You can’t make this stuff up

While California water officials deal with historic flooding and neglected infrastructure as well as emergency efforts to protect people and property from the next storms, our federal bureaucracy is also hard at work. Except its hard work is directed at putting up roadblocks to the very emergency repairs California officials are rushing to complete.

Recommendations could slow recovery efforts

A four-page letter sent recently to the Federal Energy Regulatory Commission (FERC) by the National Marine Fisheries Service (NMFS) makes outrageous recommendations that will confound efforts to begin repairing the damage at Oroville Dam. FERC maintains authority over the Oroville Hydroelectric Project.

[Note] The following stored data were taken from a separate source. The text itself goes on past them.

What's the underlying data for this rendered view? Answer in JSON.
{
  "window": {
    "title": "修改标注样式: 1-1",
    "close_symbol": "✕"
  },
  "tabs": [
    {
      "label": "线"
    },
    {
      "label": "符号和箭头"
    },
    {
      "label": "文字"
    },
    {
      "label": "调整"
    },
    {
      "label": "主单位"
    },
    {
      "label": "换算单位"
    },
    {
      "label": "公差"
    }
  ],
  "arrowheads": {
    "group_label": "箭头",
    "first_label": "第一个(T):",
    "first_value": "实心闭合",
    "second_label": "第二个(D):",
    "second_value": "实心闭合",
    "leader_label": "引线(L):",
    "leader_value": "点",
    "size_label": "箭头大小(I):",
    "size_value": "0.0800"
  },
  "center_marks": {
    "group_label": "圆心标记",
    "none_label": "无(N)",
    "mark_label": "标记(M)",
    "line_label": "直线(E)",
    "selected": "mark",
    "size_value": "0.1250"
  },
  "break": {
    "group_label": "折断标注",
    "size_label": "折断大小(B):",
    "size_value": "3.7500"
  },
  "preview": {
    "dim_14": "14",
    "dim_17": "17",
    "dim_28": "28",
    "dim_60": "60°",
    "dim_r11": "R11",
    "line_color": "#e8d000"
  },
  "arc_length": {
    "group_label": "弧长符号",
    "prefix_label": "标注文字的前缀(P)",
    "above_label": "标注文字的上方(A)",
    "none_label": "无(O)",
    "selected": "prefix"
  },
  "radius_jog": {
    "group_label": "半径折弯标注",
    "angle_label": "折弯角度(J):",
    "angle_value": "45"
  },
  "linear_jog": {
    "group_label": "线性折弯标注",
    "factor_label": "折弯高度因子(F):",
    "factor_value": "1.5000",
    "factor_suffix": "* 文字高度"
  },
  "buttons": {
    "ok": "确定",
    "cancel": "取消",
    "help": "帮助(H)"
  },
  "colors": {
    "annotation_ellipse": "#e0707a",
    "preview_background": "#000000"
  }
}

The California Department of Water Resources stopped releases from Oroville’s main spillway on Monday, February 27 in order to begin dredging soil and concrete that are blocking Oroville’s power plant. Getting the power plant back on line will help regulate releases from the dam during the remainder of the rainy season, which will enhance public safety.

Just work at night

The NMFS letter makes 22 requests that it believes would minimize the effect on anadromous fish species and habitat on the Feather River. Those recommendations include:

  • Only working on Oroville repairs at night, instead of letting repair work proceed as quickly as possible.
  • Ramping flows up and down as slowly as possible, which would inhibit the ability to get prepared for the next storms
  • Maintaining minimum flows at all times, again obstructing necessary preparations for the next wave of storms
  • Taking time away from necessary repairs to survey the locations of fish that may still be in the river, and mandating a detailed level of data-collection down to checking date, time and location stamp on cameras.
  • Requiring time taken away from emergency needs to “deploy as many people as possible” to survey fish.

Repairs must occur quickly

There are more storms on the horizon as well as a record snowpack eager to melt this spring. Time is of the essence. DWR was right to shut the spillway and begin work as soon as possible in order to begin the clean up. The 180,000 people who evacuated two weeks ago should not be held hostage to a bureaucratic process that will slow progress on repairing the storm damage.